R Stats - UFC Project and ANOVA
After I finished off the book, there have been a couple things I’ve been working on for the class.
The first one was just running different models on the UFC data set for the group project. I’m purposefully staying a little bit backed off from the analysis part because I don’t want to spoil that part of it, but I don’t feel quite as bad about doing the coding side. It’s not really that much work, but there are things that would definitely slow down and frustrate the students, and I’d rather them work through understanding things instead of just doing the project myself. (I kind of wish I was able to do a solo project because I’d be pushing myself a bit harder here. But I’m going to have to do this stuff anyway with the data I have, and so I’ll eventually do it.)
So far, we’ve found that the red/blue color is a sizable advantage (red has a 2:1 edge on blue), but that’s also due to the way that colors are chosen. The red corner belongs to the favorite (or higher ranked individual). So it makes sense that red would have more wins than blue. And this makes it acceptable to try to mask the color in other analyses.

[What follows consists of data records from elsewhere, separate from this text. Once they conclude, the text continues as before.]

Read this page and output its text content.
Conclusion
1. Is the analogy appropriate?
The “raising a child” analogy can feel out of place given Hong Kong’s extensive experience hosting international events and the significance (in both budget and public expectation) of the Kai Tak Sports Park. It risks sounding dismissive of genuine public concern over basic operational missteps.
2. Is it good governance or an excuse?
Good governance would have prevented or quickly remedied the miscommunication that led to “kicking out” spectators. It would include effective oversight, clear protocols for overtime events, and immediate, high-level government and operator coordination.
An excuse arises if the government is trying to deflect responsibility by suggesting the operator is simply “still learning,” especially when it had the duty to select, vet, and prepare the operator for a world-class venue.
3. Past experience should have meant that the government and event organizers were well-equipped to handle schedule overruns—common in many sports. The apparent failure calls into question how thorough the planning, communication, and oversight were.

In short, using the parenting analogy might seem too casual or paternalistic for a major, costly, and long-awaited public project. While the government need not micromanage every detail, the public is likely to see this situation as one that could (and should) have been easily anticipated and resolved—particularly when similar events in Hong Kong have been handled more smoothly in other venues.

For example, in our analysis of reach, we have simply measured which person has the greater reach (and by how much), and then used that absolute difference as the measure instead of thinking about it in terms of red/blue.
For the ANOVA stuff, I needed to work out some things by hand because there were a couple concepts that weren’t really clicking with me. I was having some difficulty figuring out how the sum of squares for Type 1, Type 2, and Type 3 ANOVAs were calculated. I found a lot of the presentations of it online to be confusing, and so I had to just work through it on my own. (Maybe I’ll make a video about it at some point?)
Type 1 was easy because it’s just done by calculating the sum of squares at each step in order. But for Type 2, I was having a hard time figuring out where the sum of squares values were coming from. What didn’t click for me was that it was using multiple models at the same time, and not just the final model. For example, if you have two predictor variables X1 and X2, then the sum of squares measured the differences between the X1-only model and the X1+X2 model or the differences between the X2-only model and the X1+X2 model. I kept trying to find combinations working only with the X1+X2 model (which, in retrospect, doesn’t make sense, but that’s also where learning happens).